В Петербурге я нанимаю комнату в меблированных комнатах, прилегающих к вокзалу одной железной дороги. Уезжая на день, на два, я запирал только письменный стол и шкафики этого стола, а ключ от нумера оставлял номерному. Приезжаю я этот раз в мой нумер, смотрю — нумер отперт, и Кузьма, "коридорный", стоит около моего письменного стола и роется в столе, в бумагах.
— Что ты делаешь?
— Да свечей ищу, — говорит Кузьма, глядя на меня совершенно глупыми, круглыми и непроницаемо-деревянными глазами.
— Какие же свечи в письменном столе? И откуда ты ключ взял?
— Да у вас не заперто было.
Что же! Может быть. Но такие штуки я стал замечать за Кузьмой не сейчас только; довольно давно уже на лице его появилось это выражение деревянной глупости с оттенком чего-то неумолимого.

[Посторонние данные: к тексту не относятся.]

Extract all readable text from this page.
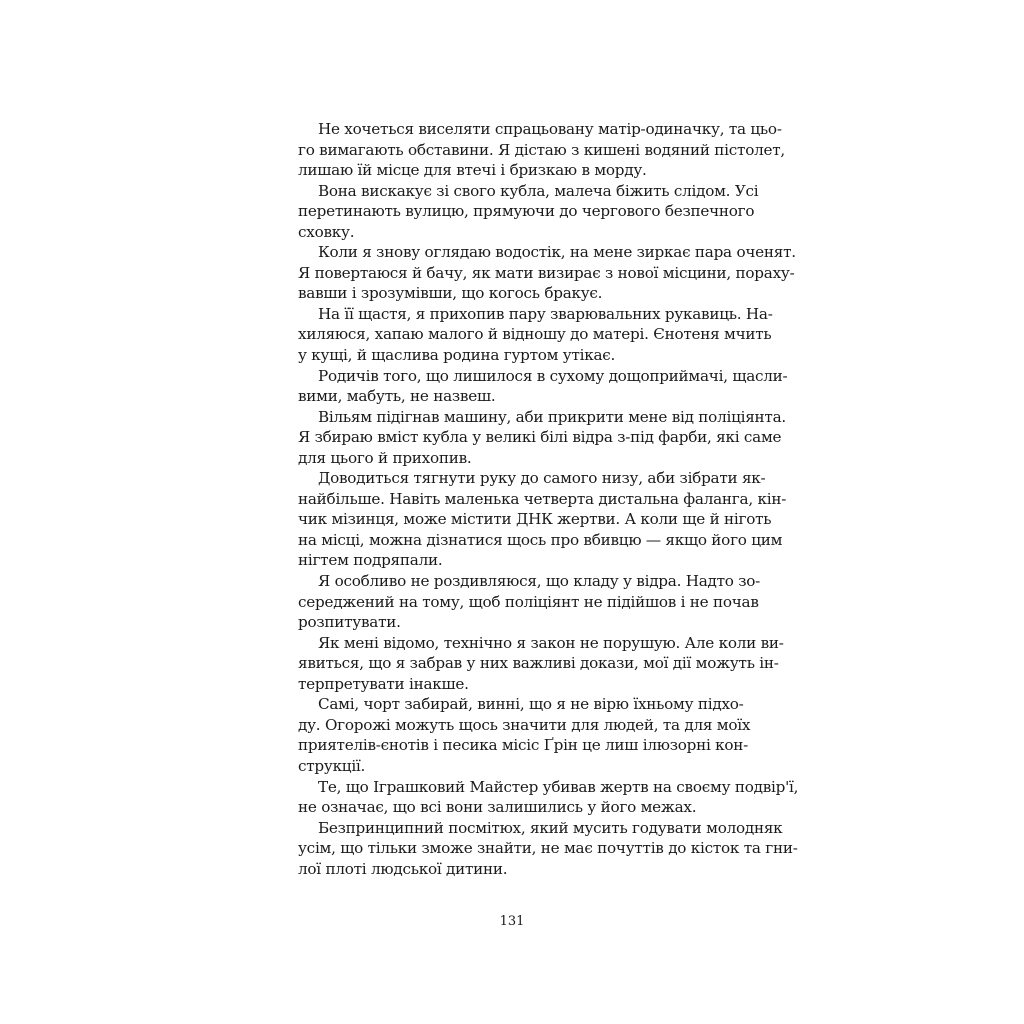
Не хочеться виселяти спрацьовану матір-одиначку, та цьо-
го вимагають обставини. Я дістаю з кишені водяний пістолет,
лишаю їй місце для втечі і бризкаю в морду.
Вона вискакує зі свого кубла, малеча біжить слідом. Усі
перетинають вулицю, прямуючи до чергового безпечного
сховку.
Коли я знову оглядаю водостік, на мене зиркає пара оченят.
Я повертаюся й бачу, як мати визирає з нової місцини, пораху-
вавши і зрозумівши, що когось бракує.
На її щастя, я прихопив пару зварювальних рукавиць. На-
хиляюся, хапаю малого й відношу до матері. Єнотеня мчить
у кущі, й щаслива родина гуртом утікає.
Родичів того, що лишилося в сухому дощоприймачі, щасли-
вими, мабуть, не назвеш.
Вільям підігнав машину, аби прикрити мене від поліціянта.
Я збираю вміст кубла у великі білі відра з-під фарби, які саме
для цього й прихопив.
Доводиться тягнути руку до самого низу, аби зібрати як-
найбільше. Навіть маленька четверта дистальна фаланга, кін-
чик мізинця, може містити ДНК жертви. А коли ще й ніготь
на місці, можна дізнатися щось про вбивцю — якщо його цим
нігтем подряпали.
Я особливо не роздивляюся, що кладу у відра. Надто зо-
середжений на тому, щоб поліціянт не підійшов і не почав
розпитувати.
Як мені відомо, технічно я закон не порушую. Але коли ви-
явиться, що я забрав у них важливі докази, мої дії можуть ін-
терпретувати інакше.
Самі, чорт забирай, винні, що я не вірю їхньому підхо-
ду. Огорожі можуть щось значити для людей, та для моїх
приятелів-єнотів і песика місіс Ґрін це лиш ілюзорні кон-
струкції.
Те, що Іграшковий Майстер убивав жертв на своєму подвір'ї,
не означає, що всі вони залишились у його межах.
Безпринципний посмітюх, який мусить годувати молодняк
усім, що тільки зможе знайти, не має почуттів до кісток та гни-
лої плоті людської дитини.
131
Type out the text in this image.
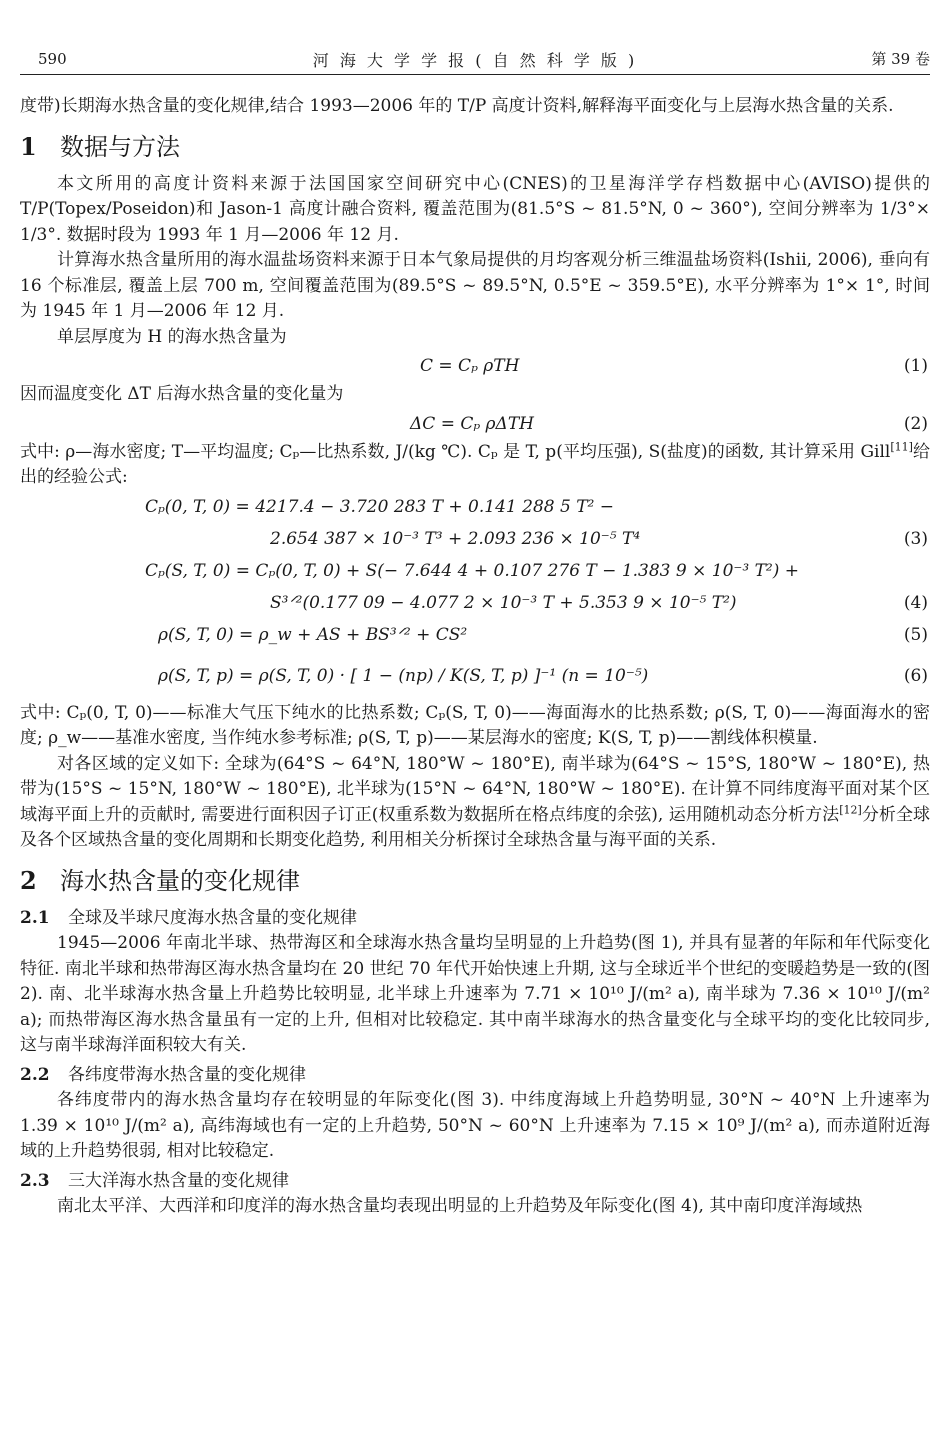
590	河 海 大 学 学 报 ( 自 然 科 学 版 )	第 39 卷

度带)长期海水热含量的变化规律,结合 1993—2006 年的 T/P 高度计资料,解释海平面变化与上层海水热含量的关系.

1 数据与方法

本文所用的高度计资料来源于法国国家空间研究中心(CNES)的卫星海洋学存档数据中心(AVISO)提供的 T/P(Topex/Poseidon)和 Jason-1 高度计融合资料, 覆盖范围为(81.5°S ~ 81.5°N, 0 ~ 360°), 空间分辨率为 1/3°× 1/3°. 数据时段为 1993 年 1 月—2006 年 12 月.

计算海水热含量所用的海水温盐场资料来源于日本气象局提供的月均客观分析三维温盐场资料(Ishii, 2006), 垂向有 16 个标准层, 覆盖上层 700 m, 空间覆盖范围为(89.5°S ~ 89.5°N, 0.5°E ~ 359.5°E), 水平分辨率为 1°× 1°, 时间为 1945 年 1 月—2006 年 12 月.

单层厚度为 H 的海水热含量为

C = Cₚ ρTH	(1)

因而温度变化 ΔT 后海水热含量的变化量为

ΔC = Cₚ ρΔTH	(2)

式中: ρ—海水密度; T—平均温度; Cₚ—比热系数, J/(kg ℃). Cₚ 是 T, p(平均压强), S(盐度)的函数, 其计算采用 Gill[11]给出的经验公式:

Cₚ(0, T, 0) = 4217.4 − 3.720 283 T + 0.141 288 5 T² −
2.654 387 × 10⁻³ T³ + 2.093 236 × 10⁻⁵ T⁴	(3)
Cₚ(S, T, 0) = Cₚ(0, T, 0) + S(− 7.644 4 + 0.107 276 T − 1.383 9 × 10⁻³ T²) +
S³ᐟ²(0.177 09 − 4.077 2 × 10⁻³ T + 5.353 9 × 10⁻⁵ T²)	(4)
ρ(S, T, 0) = ρ_w + AS + BS³ᐟ² + CS²	(5)
ρ(S, T, p) = ρ(S, T, 0) · [ 1 − (np) / K(S, T, p) ]⁻¹ (n = 10⁻⁵)	(6)

式中: Cₚ(0, T, 0)——标准大气压下纯水的比热系数; Cₚ(S, T, 0)——海面海水的比热系数; ρ(S, T, 0)——海面海水的密度; ρ_w——基准水密度, 当作纯水参考标准; ρ(S, T, p)——某层海水的密度; K(S, T, p)——割线体积模量.

对各区域的定义如下: 全球为(64°S ~ 64°N, 180°W ~ 180°E), 南半球为(64°S ~ 15°S, 180°W ~ 180°E), 热带为(15°S ~ 15°N, 180°W ~ 180°E), 北半球为(15°N ~ 64°N, 180°W ~ 180°E). 在计算不同纬度海平面对某个区域海平面上升的贡献时, 需要进行面积因子订正(权重系数为数据所在格点纬度的余弦), 运用随机动态分析方法[12]分析全球及各个区域热含量的变化周期和长期变化趋势, 利用相关分析探讨全球热含量与海平面的关系.

2 海水热含量的变化规律
2.1 全球及半球尺度海水热含量的变化规律

1945—2006 年南北半球、热带海区和全球海水热含量均呈明显的上升趋势(图 1), 并具有显著的年际和年代际变化特征. 南北半球和热带海区海水热含量均在 20 世纪 70 年代开始快速上升期, 这与全球近半个世纪的变暖趋势是一致的(图 2). 南、北半球海水热含量上升趋势比较明显, 北半球上升速率为 7.71 × 10¹⁰ J/(m² a), 南半球为 7.36 × 10¹⁰ J/(m² a); 而热带海区海水热含量虽有一定的上升, 但相对比较稳定. 其中南半球海水的热含量变化与全球平均的变化比较同步, 这与南半球海洋面积较大有关.

2.2 各纬度带海水热含量的变化规律

各纬度带内的海水热含量均存在较明显的年际变化(图 3). 中纬度海域上升趋势明显, 30°N ~ 40°N 上升速率为 1.39 × 10¹⁰ J/(m² a), 高纬海域也有一定的上升趋势, 50°N ~ 60°N 上升速率为 7.15 × 10⁹ J/(m² a), 而赤道附近海域的上升趋势很弱, 相对比较稳定.

2.3 三大洋海水热含量的变化规律

南北太平洋、大西洋和印度洋的海水热含量均表现出明显的上升趋势及年际变化(图 4), 其中南印度洋海域热
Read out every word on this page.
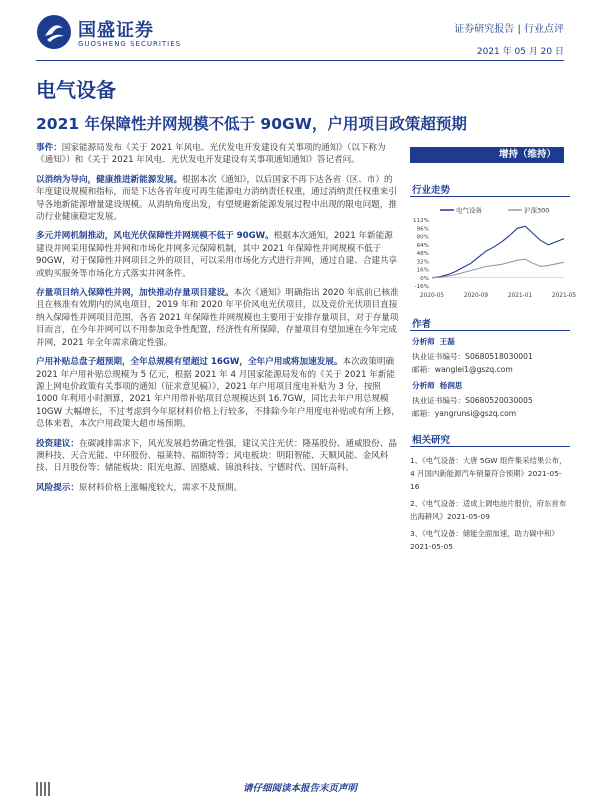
国盛证券
GUOSHENG SECURITIES
证券研究报告 | 行业点评
2021 年 05 月 20 日
电气设备
2021 年保障性并网规模不低于 90GW，户用项目政策超预期

事件：国家能源局发布《关于 2021 年风电、光伏发电开发建设有关事项的通知》（以下称为《通知》）和《关于 2021 年风电、光伏发电开发建设有关事项通知通知》答记者问。

以消纳为导向，健康推进新能源发展。根据本次《通知》，以后国家不再下达各省（区、市）的年度建设规模和指标，而是下达各省年度可再生能源电力消纳责任权重，通过消纳责任权重来引导各地新能源增量建设规模。从消纳角度出发，有望规避新能源发展过程中出现的限电问题，推动行业健康稳定发展。

多元并网机制推动，风电光伏保障性并网规模不低于 90GW。根据本次通知，2021 年新能源建设并网采用保障性并网和市场化并网多元保障机制，其中 2021 年保障性并网规模不低于 90GW，对于保障性并网项目之外的项目，可以采用市场化方式进行并网，通过自建、合建共享或购买服务等市场化方式落实并网条件。

存量项目纳入保障性并网，加快推动存量项目建设。本次《通知》明确指出 2020 年底前已核准且在核准有效期内的风电项目，2019 年和 2020 年平价风电光伏项目，以及竞价光伏项目直接纳入保障性并网项目范围，各省 2021 年保障性并网规模也主要用于安排存量项目，对于存量项目而言，在今年并网可以不用参加竞争性配置，经济性有所保障，存量项目有望加速在今年完成并网，2021 年全年需求确定性强。

户用补贴总盘子超预期，全年总规模有望超过 16GW，全年户用或将加速发展。本次政策明确 2021 年户用补贴总规模为 5 亿元，根据 2021 年 4 月国家能源局发布的《关于 2021 年新能源上网电价政策有关事项的通知（征求意见稿）》，2021 年户用项目度电补贴为 3 分，按照 1000 年利用小时测算，2021 年户用带补贴项目总规模达到 16.7GW，同比去年户用总规模 10GW 大幅增长，不过考虑到今年原材料价格上行较多，不排除今年户用度电补贴或有所上修，总体来看，本次户用政策大超市场预期。

投资建议：在碳减排需求下，风光发展趋势确定性强，建议关注光伏：隆基股份、通威股份、晶澳科技、天合光能、中环股份、福莱特、福斯特等；风电板块：明阳智能、天顺风能、金风科技、日月股份等；储能板块：阳光电源、固德威、锦浪科技、宁德时代、国轩高科。

风险提示：原材料价格上涨幅度较大，需求不及预期。

增持（维持）
行业走势
-16%
0%
16%
32%
48%
64%
80%
96%
112%
2020-05	2020-09	2021-01	2021-05
电气设备	沪深300
作者
分析师 王磊
执业证书编号：S0680518030001
邮箱：wanglei1@gszq.com
分析师 杨润思
执业证书编号：S0680520030005
邮箱：yangrunsi@gszq.com
相关研究
1、《电气设备：大唐 5GW 组件集采结果公布，4 月国内新能源汽车销量符合预期》2021-05-16
2、《电气设备：适成上调电池片报价，府东首布出海耕风》2021-05-09
3、《电气设备：储能全面加速，助力碳中和》2021-05-05
请仔细阅读本报告末页声明
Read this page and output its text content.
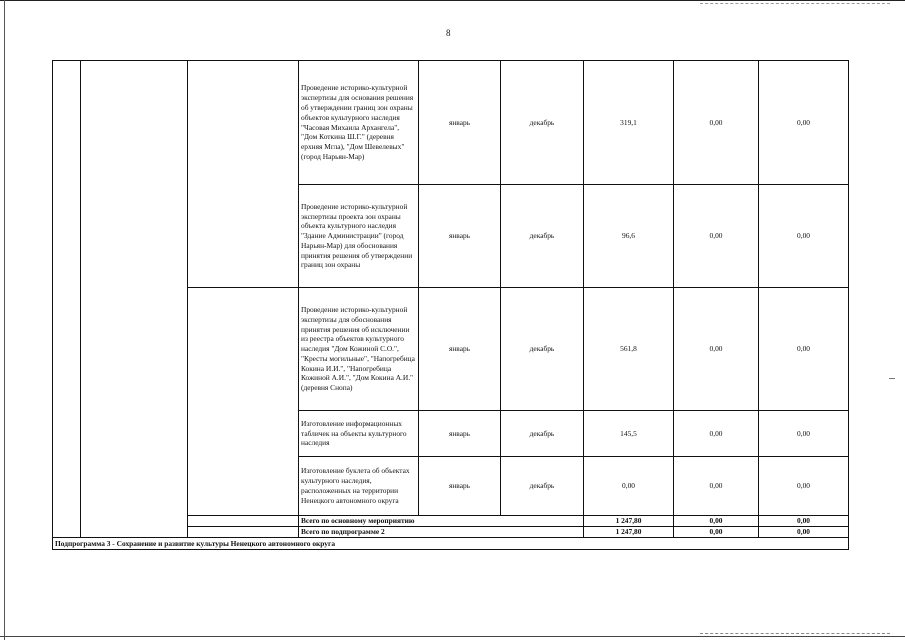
8
			Проведение историко-культурной экспертизы для основания решения об утверждении границ зон охраны объектов культурного наследия "Часовая Михаила Архангела", "Дом Коткина Ш.Г." (деревня ерхняя Мгла), "Дом Шевелевых" (город Нарьян-Мар)	январь	декабрь	319,1	0,00	0,00
			Проведение историко-культурной экспертизы проекта зон охраны объекта культурного наследия "Здание Администрации" (город Нарьян-Мар) для обоснования принятия решения об утверждении границ зон охраны	январь	декабрь	96,6	0,00	0,00
			Проведение историко-культурной экспертизы для обоснования принятия решения об исключении из реестра объектов культурного наследия "Дом Кожиной С.О.", "Кресты могильные", "Напогребица Кокина И.И.", "Напогребица Кожиной А.И.", "Дом Кокина А.И." (деревня Снопа)	январь	декабрь	561,8	0,00	0,00
			Изготовление информационных табличек на объекты культурного наследия	январь	декабрь	145,5	0,00	0,00
			Изготовление буклета об объектах культурного наследия, расположенных на территории Ненецкого автономного округа	январь	декабрь	0,00	0,00	0,00
			Всего по основному мероприятию			1 247,80	0,00	0,00
			Всего по подпрограмме 2			1 247,80	0,00	0,00
Подпрограмма 3 - Сохранение и развитие культуры Ненецкого автономного округа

Я познакомился с Кузьмой в самый день его появления в меблированных комнатах в должности коридорного. В первое время мы были с ним в весьма хороших отношениях. А в разговор вступили прямо при первом свидании.
— И ваша милость нониче переехали? — спросил он меня, подавая в тот же день обедать. — Ну, вот… Авось, бог даст, будет хорошо. Пока худого не вижу… Я уж рад-радехонек, что до места добрался, все угол есть, а то с самой войны, как воротили из Турции, чисто с ног сбился, полное расстройство принял. В деревне попробовал было начатие хозяйству положить — ну, не вышло; в город сунулся с женой — опять маята! Первое дело — местов нет, а второе дело — жена-то у меня не прилажена к городу. В деревне ей оставаться не у чего, а в городе ничего по-городскому не смыслит. Кое-как занялась прачешным делом, нахватала там-сям зря, пережгла, перепутала, буквов-то не знает, которое белье надо бы, положим, барину, а она его лакею, а которое рвань, глядишь, барину отнесла — ну, везде ругаются, кричат… Верите ли, своих кровных двенадцать целковых за нее, дуру деревенскую, отдал. Нет, нету настоящего воспитания. Деревенщина! Что с нею мне в столице делать? Теперича вот, пока что, благодаря бога, и моя баба при мне не будет помехой; хотя сапоги вычистить, подместь, в лавочку — это она может.
Кузьма был очень рад, что, наконец, пристроился, нашел угол и работу, и на радостях был очень разговорчив.